Homogeneous Equations in Two Variables - Practice Questions & MCQ

Homogeneous Equations in Two Variables

Homogeneous equations are those equations where each term has the same degree of variable terms.
The equation $a x^2+2 h x y+b y^2=0$ is a homogeneous equation of second degree.
It always represents two straight lines passing through the origin.
The given equation is :

$
a x^2+2 h x y+b y^2=0
$
Divide the equation by $x^2$

$
\Rightarrow \quad a+2 h\left(\frac{y}{x}\right)+b\left(\frac{y^2}{x^2}\right)=0
$

now put $\frac{y}{x}=m$

$
\Rightarrow \quad \mathrm{a}+2 \mathrm{~h}(\mathrm{~m})+\mathrm{b}\left(\mathrm{~m}^2\right)=0 \quad \ldots \text { (ii) }
$
If $\mathrm{m}_1$ and $\mathrm{m}_2$ are roots, then

$
\mathrm{m}_1+\mathrm{m}_2=-\frac{2 \mathrm{~h}}{\mathrm{~b}}
$

amd, $\quad \mathrm{m}_1 \mathrm{~m}_2=\frac{\mathrm{b}}{\mathrm{a}}$
Thus, $\mathrm{y}=\mathrm{m}_1 \mathrm{x}$ and $\mathrm{y}=\mathrm{m}_2 \mathrm{x}$ are two straight lines given by Eq. (i)

Real and Imaginary Lines

For equation (ii), if roots $m_1$ and $m_2$ are real, then the lines are also real, and if $m_1$ and $m_2$ are not real (imaginary), then the lines are also not real (imaginary). This depends on discriminant of equation (ii)
Discriminant $=4 \mathrm{~h}^2-4 \mathrm{ab}=4\left(\mathrm{~h}^2-\mathrm{ab}\right)$
1. The lines are real and distinct if $D>0: h^2-a b>0$
2. The lines are coincident if $D=0: h^2-a b=0$
3. The lines are imaginary if $D<0: h^2-a b<0$

Angle between pair of Straight Lines
General equation of pair of straight line is $\mathrm{ax}^2+2 \mathrm{hxy}+\mathrm{by}^2+2 \mathrm{gx}+2 \mathrm{fy}+\mathrm{c}=0$. Angle between the pair of the straight lines is

$
\theta=\tan ^{-1}\left\{\frac{2 \sqrt{\mathrm{~h}^2-\mathrm{ab}}}{|\mathrm{a}+\mathrm{b}|}\right\}
$
 

Homogenization of Second Degree Equation

Consider the general second degree equation

$
S \equiv a x^2+b y^2+2 h x y+2 g x+2 f y+c=0
$
This equation may represent a pair of the straight lines, circle, parabola, ellipse or hyperbola.

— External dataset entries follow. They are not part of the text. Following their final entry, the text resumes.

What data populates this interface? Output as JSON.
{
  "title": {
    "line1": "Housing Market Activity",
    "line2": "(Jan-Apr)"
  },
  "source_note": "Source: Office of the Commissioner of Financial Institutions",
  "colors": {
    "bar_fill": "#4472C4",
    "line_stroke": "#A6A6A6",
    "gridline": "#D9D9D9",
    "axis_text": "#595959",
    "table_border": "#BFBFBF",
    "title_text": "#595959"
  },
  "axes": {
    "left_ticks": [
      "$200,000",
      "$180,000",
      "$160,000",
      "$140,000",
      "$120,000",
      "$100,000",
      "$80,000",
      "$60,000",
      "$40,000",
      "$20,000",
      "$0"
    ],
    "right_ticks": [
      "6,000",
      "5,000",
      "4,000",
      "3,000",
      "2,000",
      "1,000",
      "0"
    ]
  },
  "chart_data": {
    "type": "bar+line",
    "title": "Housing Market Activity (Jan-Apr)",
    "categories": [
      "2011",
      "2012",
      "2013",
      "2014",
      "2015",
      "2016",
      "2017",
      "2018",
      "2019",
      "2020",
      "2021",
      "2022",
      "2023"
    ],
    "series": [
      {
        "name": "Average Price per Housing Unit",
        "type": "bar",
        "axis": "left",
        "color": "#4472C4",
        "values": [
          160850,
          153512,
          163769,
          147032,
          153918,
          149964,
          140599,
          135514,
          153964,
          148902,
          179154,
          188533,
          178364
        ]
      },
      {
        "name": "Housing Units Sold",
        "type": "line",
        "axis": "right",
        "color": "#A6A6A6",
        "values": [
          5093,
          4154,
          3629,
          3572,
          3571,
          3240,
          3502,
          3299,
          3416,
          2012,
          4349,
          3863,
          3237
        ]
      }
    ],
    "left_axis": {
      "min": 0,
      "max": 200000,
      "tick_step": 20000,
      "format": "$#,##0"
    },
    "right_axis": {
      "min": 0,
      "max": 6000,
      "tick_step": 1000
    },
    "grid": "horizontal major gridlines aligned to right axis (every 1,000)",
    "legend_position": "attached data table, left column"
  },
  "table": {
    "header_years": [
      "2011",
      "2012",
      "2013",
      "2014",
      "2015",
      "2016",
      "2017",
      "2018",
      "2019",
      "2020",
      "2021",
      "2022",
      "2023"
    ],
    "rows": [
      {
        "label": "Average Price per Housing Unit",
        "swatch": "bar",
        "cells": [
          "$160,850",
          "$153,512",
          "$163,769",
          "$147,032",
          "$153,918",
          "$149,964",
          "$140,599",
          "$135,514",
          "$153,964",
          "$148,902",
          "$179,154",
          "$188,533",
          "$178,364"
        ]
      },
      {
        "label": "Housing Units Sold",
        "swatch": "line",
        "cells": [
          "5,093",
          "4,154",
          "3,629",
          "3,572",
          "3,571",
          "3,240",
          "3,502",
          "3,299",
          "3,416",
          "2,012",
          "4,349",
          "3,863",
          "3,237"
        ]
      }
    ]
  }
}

Now, let's a straight line : $\mathrm{L}=\mathrm{lx}+\mathrm{my}+\mathrm{n}=0$
(2) intersects the curve at two points $A$ and $B$.

The combined equation of pair of straight lines OA and OB must be homogenous and must contain only second-degree terms.
In order to make Eq (1) homogeneous using Eq (2), we can use (2) to writte

$
1=\frac{\mathrm{lx}+\mathrm{my}}{-\mathrm{n}}
$

now, equation of curve is

$
S \equiv\left(a x^2+2 h x y+b y^2\right)+(2 g x+2 f y) \cdot 1+c \cdot 1=0
$

put the value of 1 in above equation, we get

$
\left(a x^2+2 h x y+b y^2\right)+(2 g x+2 f y)\left(\frac{l x+m y}{-n}\right)+c\left(\frac{l x+m y}{-n}\right)^2=0
$
This will give a homogeneous equation of degree 2, and this represents the combined equation of OA and OB.